Ecolo, même chose. Ici, à vrai dire, le débat institutionnel en général, le clivage Wallonie-Bruxelles, l’exaltation du régionalisme wallon – qui, en général aux yeux des verts, confinait, soutenaient-ils, au nationalisme –, tout cela n’a jamais été central réellement. L’ancrage régional a un sens chez Ecolo (c’est vrai depuis Jacky Morael jusqu’à Jean-Marc Nollet), mais la Communauté, l’enseignement et la culture « francophones », c’est un incontournable. Le projet de compromis sur la table est totalement vert compatible.

Parce que les gens en veulent

Ils en redemandent même. Toutes les enquêtes le montrent, les échanges sur les réseaux sociaux, les courriers des lecteurs, les dîners en ville, etc. Le discours dominant est celui-ci : il y a trop de gouvernements, trop d’élus, trop d’institutions, auxquelles, de surcroît, on n’y comprend plus rien… Les trois présidents francophones ne vivent pas sur mars, ils entendent, et cherchent l’adhésion populaire. Partant, le compromis du jour réduit le nombre de ministres, peut-être le nombre de parlementaires, il regroupe des compétences, simplifie, c’est dans l’air du temps, on y va.

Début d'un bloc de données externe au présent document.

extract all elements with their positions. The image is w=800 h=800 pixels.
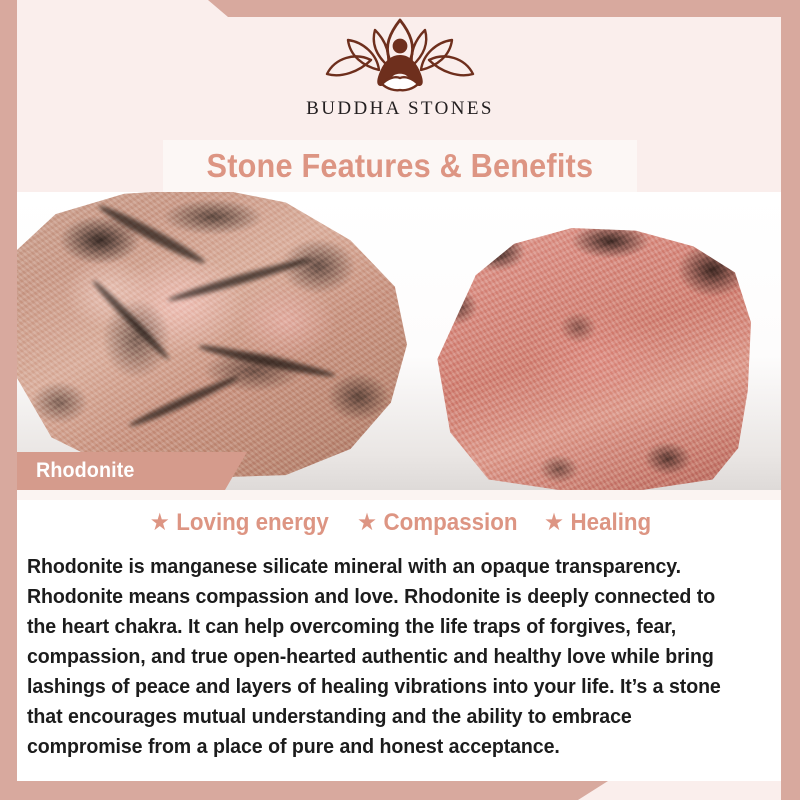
benefit-keyword-label: Loving energy xyxy=(176,509,329,537)
stone-photo xyxy=(17,192,781,490)
page-title: Stone Features & Benefits xyxy=(207,147,594,185)
frame-border-bottom xyxy=(0,781,620,800)
star-icon: ★ xyxy=(544,511,564,535)
poster-canvas: BUDDHA STONES Stone Features & Benefits … xyxy=(0,0,800,800)
brand-name: BUDDHA STONES xyxy=(270,98,530,120)
benefit-keyword-3: ★ Healing xyxy=(544,509,651,537)
star-icon: ★ xyxy=(357,511,377,535)
lotus-meditation-icon xyxy=(315,14,485,96)
brand-header: BUDDHA STONES xyxy=(0,0,800,140)
stone-name-badge: Rhodonite xyxy=(17,452,247,490)
benefit-keyword-label: Compassion xyxy=(384,509,518,537)
stone-name-label: Rhodonite xyxy=(36,459,134,483)
panel-top-tint xyxy=(17,490,781,500)
benefit-keyword-label: Healing xyxy=(570,509,651,537)
star-icon: ★ xyxy=(150,511,170,535)
stone-description-text: Rhodonite is manganese silicate mineral … xyxy=(27,552,745,762)
description-panel: ★ Loving energy ★ Compassion ★ Healing R… xyxy=(17,490,781,781)
brand-logo: BUDDHA STONES xyxy=(270,14,530,120)
benefit-keyword-1: ★ Loving energy xyxy=(150,509,329,537)
benefit-keyword-row: ★ Loving energy ★ Compassion ★ Healing xyxy=(17,509,781,537)
section-title-band: Stone Features & Benefits xyxy=(163,140,637,192)
benefit-keyword-2: ★ Compassion xyxy=(357,509,517,537)
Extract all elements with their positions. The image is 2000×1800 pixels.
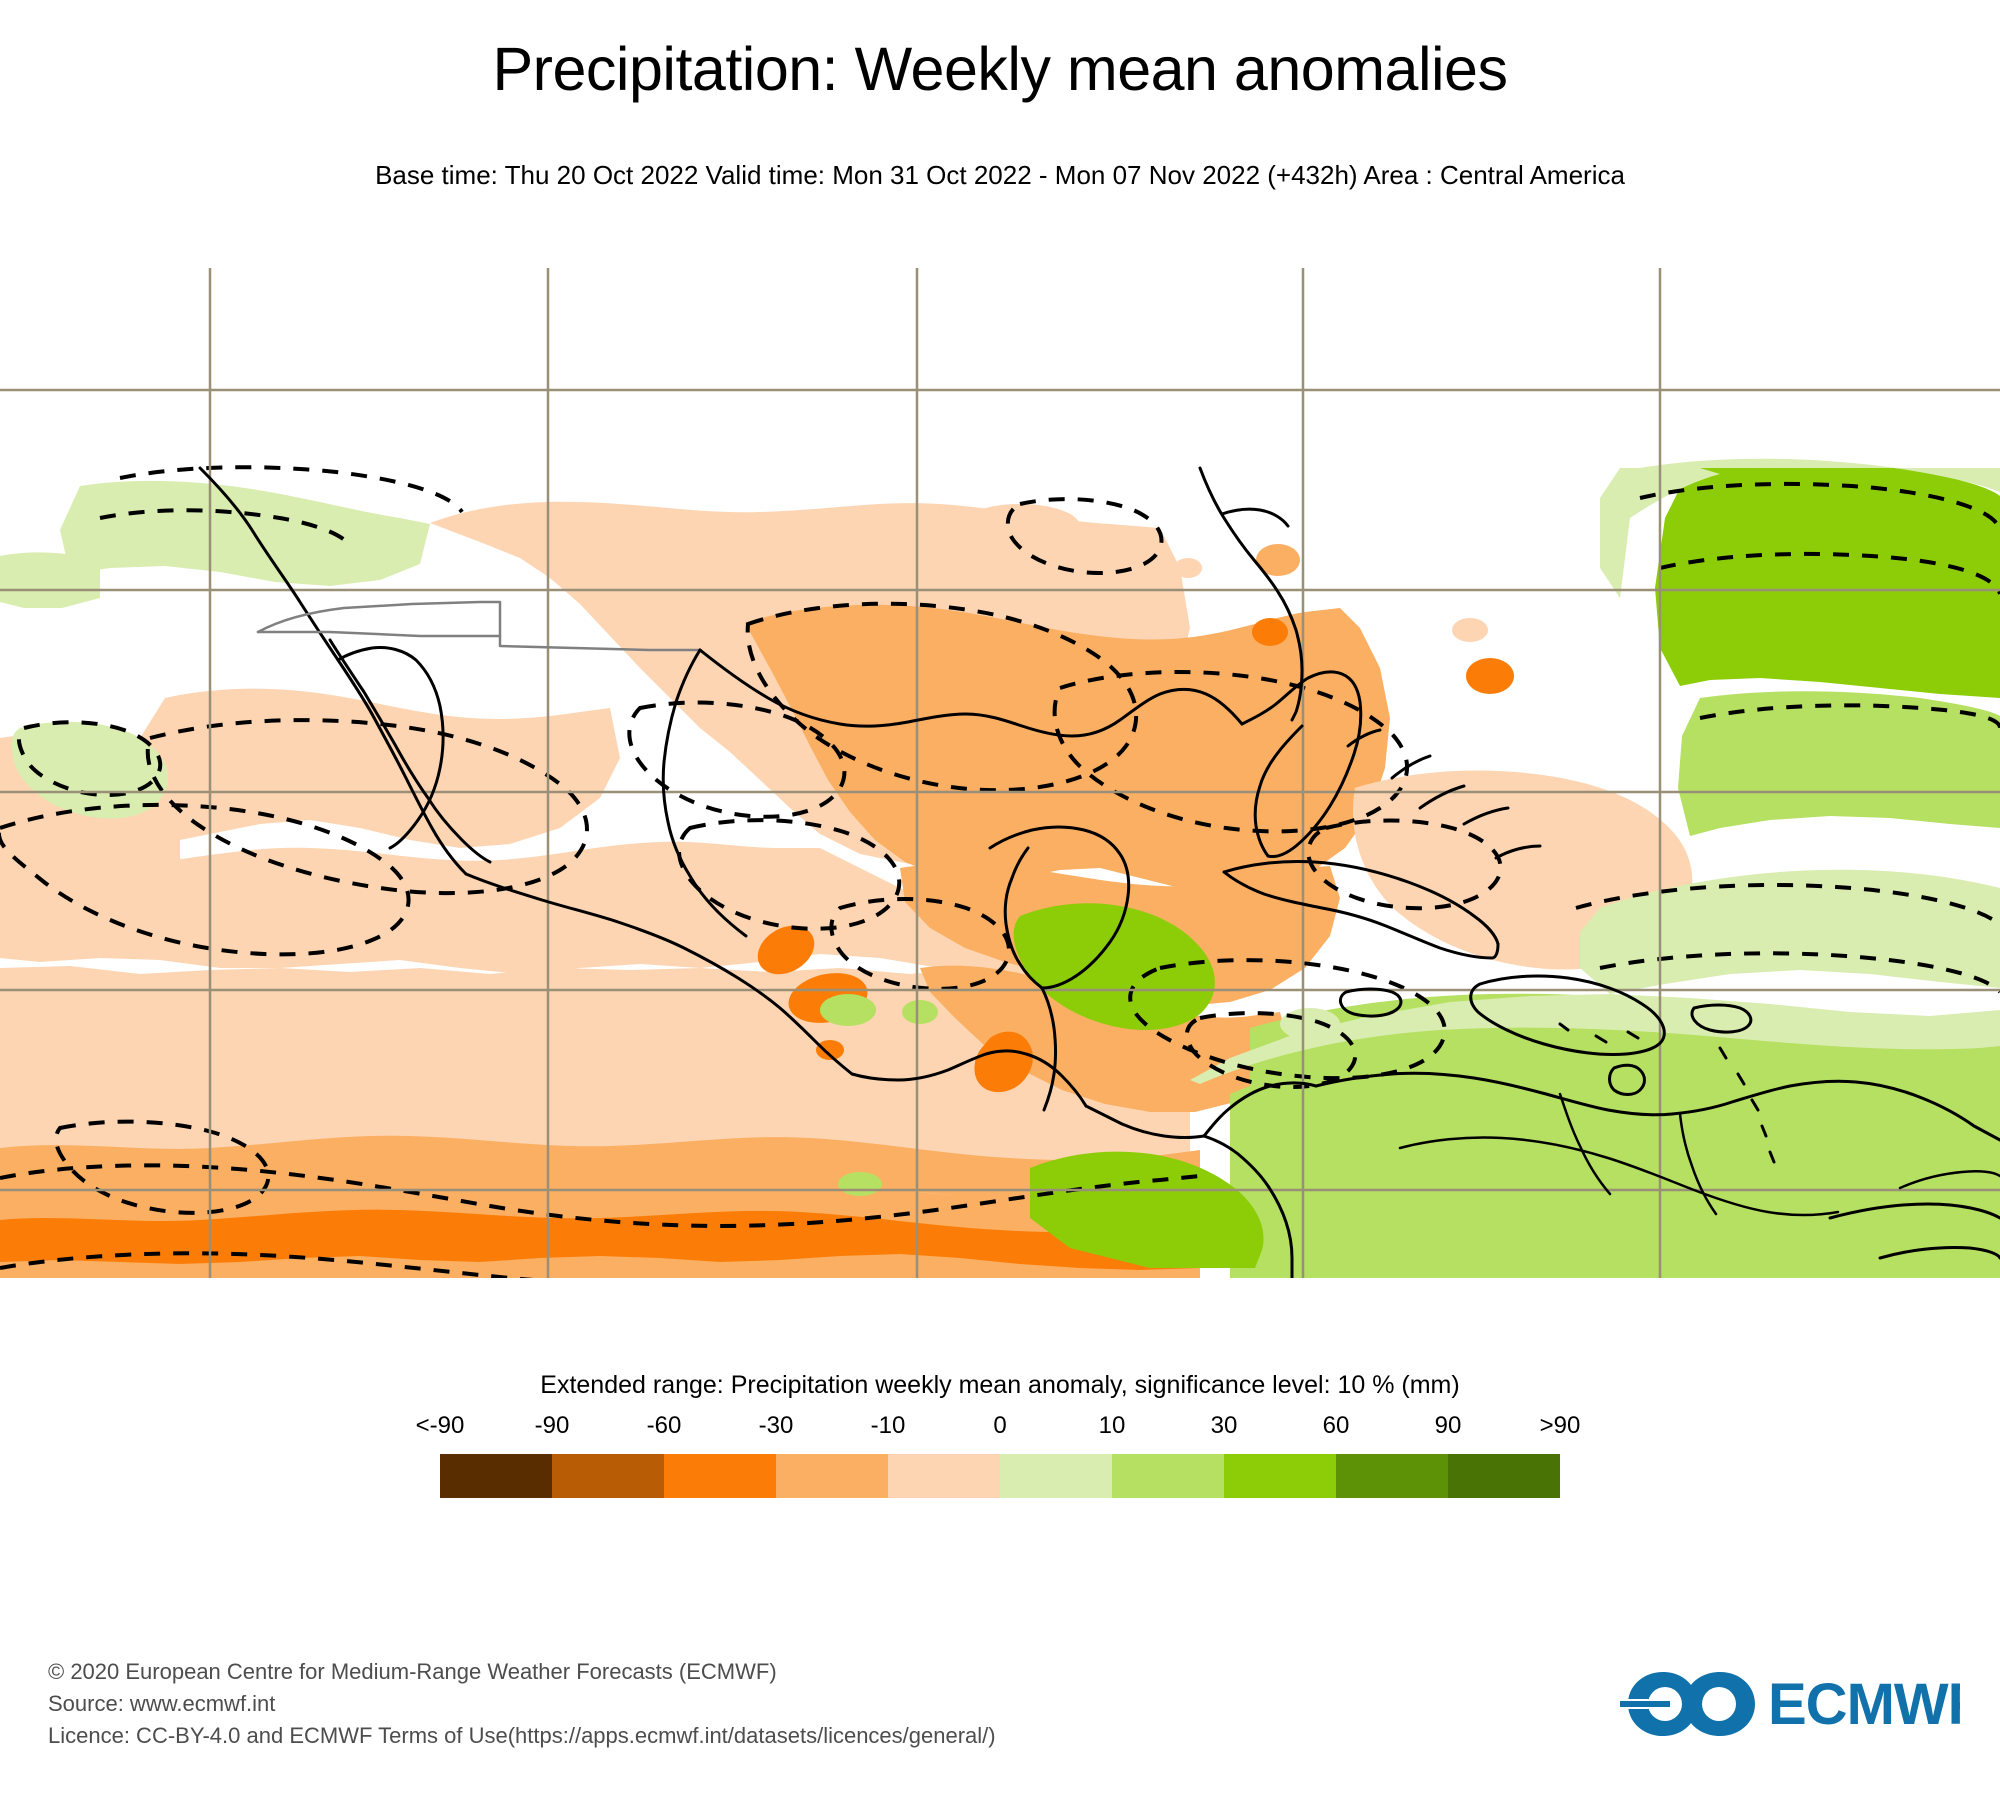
colorbar-tick-label: 60 [1323,1412,1350,1440]
fill-dry-cell-2 [1452,618,1488,642]
colorbar-tick-label: -30 [759,1412,794,1440]
colorbar-tick-label: -10 [871,1412,906,1440]
colorbar-caption: Extended range: Precipitation weekly mea… [0,1370,2000,1400]
colorbar-tick-label: 30 [1211,1412,1238,1440]
fill-dry-strong-carib [1466,658,1514,694]
colorbar-tick-label: 90 [1435,1412,1462,1440]
colorbar-tick-label: -90 [535,1412,570,1440]
colorbar-swatch-1 [552,1454,664,1498]
colorbar-swatch-3 [776,1454,888,1498]
fill-wet-cell-3 [838,1172,882,1196]
colorbar-tick-label: <-90 [416,1412,465,1440]
colorbar-tick-label: 0 [993,1412,1006,1440]
fill-dry-cell-4 [960,504,1080,548]
footer-source: Source: www.ecmwf.int [48,1688,996,1720]
colorbar-tick-row: <-90-90-60-30-10010306090>90 [440,1412,1560,1446]
colorbar-swatch-4 [888,1454,1000,1498]
colorbar-swatch-9 [1448,1454,1560,1498]
colorbar-tick-label: 10 [1099,1412,1126,1440]
page-title: Precipitation: Weekly mean anomalies [0,34,2000,104]
colorbar-swatch-2 [664,1454,776,1498]
colorbar-legend: Extended range: Precipitation weekly mea… [0,1370,2000,1498]
footer-credits: © 2020 European Centre for Medium-Range … [48,1656,996,1752]
fill-wet-cell-2 [902,1000,938,1024]
footer-copyright: © 2020 European Centre for Medium-Range … [48,1656,996,1688]
fill-dry-strong-atl [1252,618,1288,646]
colorbar-swatch-7 [1224,1454,1336,1498]
colorbar-swatch-0 [440,1454,552,1498]
colorbar-swatch-6 [1112,1454,1224,1498]
fill-dry-cell-3 [1174,558,1202,578]
colorbar-tick-label: -60 [647,1412,682,1440]
anomaly-map [0,268,2000,1278]
ecmwf-logo-mark [1620,1672,1755,1736]
page-subtitle: Base time: Thu 20 Oct 2022 Valid time: M… [0,160,2000,191]
footer-licence: Licence: CC-BY-4.0 and ECMWF Terms of Us… [48,1720,996,1752]
colorbar-tick-label: >90 [1540,1412,1581,1440]
fill-wet-mid-atl-e2 [1678,691,2000,836]
fill-wet-light-nw2 [0,552,100,608]
colorbar-swatches [440,1454,1560,1498]
ecmwf-logo-svg: ECMWF [1620,1658,1960,1750]
ecmwf-logo: ECMWF [1620,1658,1960,1750]
fill-wet-strong-atl-e [1655,461,2000,698]
map-canvas [0,268,2000,1278]
colorbar-scale: <-90-90-60-30-10010306090>90 [440,1412,1560,1498]
colorbar-swatch-5 [1000,1454,1112,1498]
colorbar-swatch-8 [1336,1454,1448,1498]
fill-wet-cell-1 [820,994,876,1026]
ecmwf-logo-text: ECMWF [1768,1672,1960,1737]
fill-wet-cell-4 [1280,1008,1340,1040]
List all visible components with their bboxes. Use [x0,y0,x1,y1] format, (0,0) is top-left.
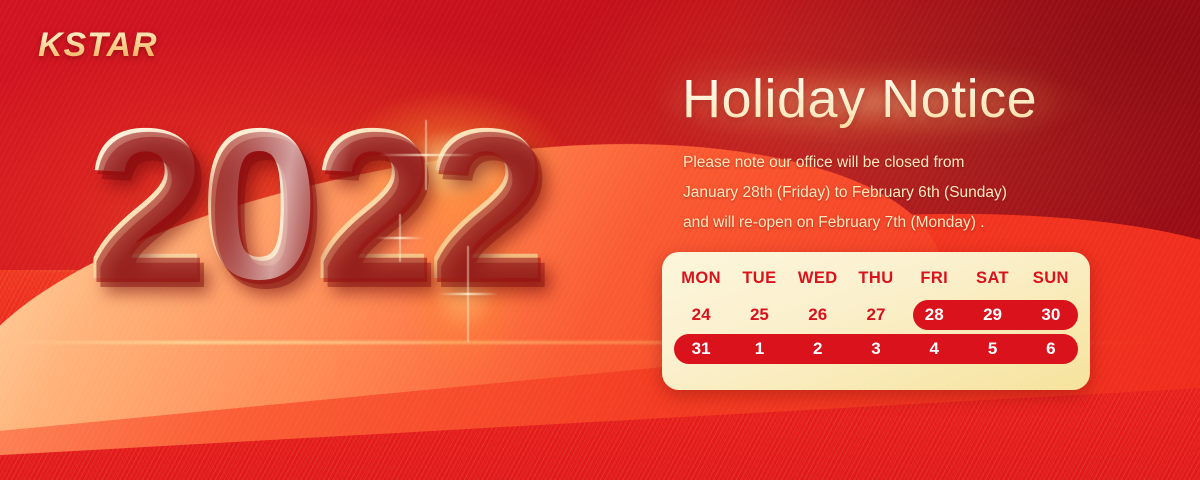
calendar-day-header: TUE [730,269,788,288]
calendar-week-row: 24 25 26 27 28 29 30 [672,298,1080,332]
calendar-date-cell-closed: 28 [905,305,963,325]
calendar-day-header: SUN [1022,269,1080,288]
calendar-date-cell: 26 [789,305,847,325]
holiday-calendar-card: MON TUE WED THU FRI SAT SUN 24 25 26 27 … [662,252,1090,390]
calendar-date-cell-closed: 31 [672,339,730,359]
calendar-day-header: THU [847,269,905,288]
calendar-date-cell-closed: 1 [730,339,788,359]
page-title: Holiday Notice [682,68,1037,130]
calendar-date-cell: 25 [730,305,788,325]
calendar-date-cell-closed: 30 [1022,305,1080,325]
calendar-date-cell-closed: 3 [847,339,905,359]
notice-line: and will re-open on February 7th (Monday… [683,208,1103,238]
year-artwork: 2022 2022 [86,96,586,326]
calendar-day-header: MON [672,269,730,288]
year-text: 2022 [86,96,540,311]
calendar-week-row: 31 1 2 3 4 5 6 [672,332,1080,366]
calendar-date-cell: 24 [672,305,730,325]
kstar-logo: KSTAR [38,26,158,65]
calendar-date-cell-closed: 6 [1022,339,1080,359]
calendar-day-header: SAT [963,269,1021,288]
calendar-date-cell-closed: 29 [963,305,1021,325]
calendar-date-cell-closed: 4 [905,339,963,359]
calendar-date-cell-closed: 2 [789,339,847,359]
calendar-header-row: MON TUE WED THU FRI SAT SUN [672,258,1080,298]
holiday-notice-banner: KSTAR 2022 2022 Holiday Notice Please no… [0,0,1200,480]
notice-body-text: Please note our office will be closed fr… [683,148,1103,238]
calendar-day-header: FRI [905,269,963,288]
notice-line: Please note our office will be closed fr… [683,148,1103,178]
notice-line: January 28th (Friday) to February 6th (S… [683,178,1103,208]
calendar-date-cell-closed: 5 [963,339,1021,359]
calendar-date-cell: 27 [847,305,905,325]
calendar-day-header: WED [789,269,847,288]
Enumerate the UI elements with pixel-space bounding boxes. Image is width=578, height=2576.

Parce que c’est la campagne

On y va d’autant plus que la campagne est annoncée, avant la maxi-élection de juin 2024, fédérale, régionale, européenne, puis la communale et provinciale en octobre. Paul Magnette, Jean-Marc Nollet et Georges-Louis Bouchez ont tout à gagner en posant cet acte de concorde. C’est un geste fort qui détonne dans le climat de polémique et controverse où ils évoluent au moins depuis la formation du gouvernement Vivaldi, ça marque l’opinion, on dit bravo. Parmi les trois, Georges-Louis Bouchez peut espérer capitaliser en interne (s’il confirme), où l’on s’inquiétait de son splendide isolement.

En fait de campagne, les citoyens-électeurs francophones se réjouiront enfin de voir les trois présidents montrer qu’ils peuvent s’entendre à la veille d’une possible belle grosse explication communautaire nord-sud. C’est le premier signe depuis longtemps d’une pas impossible entente avant d’aller au feu, c’est déjà ça.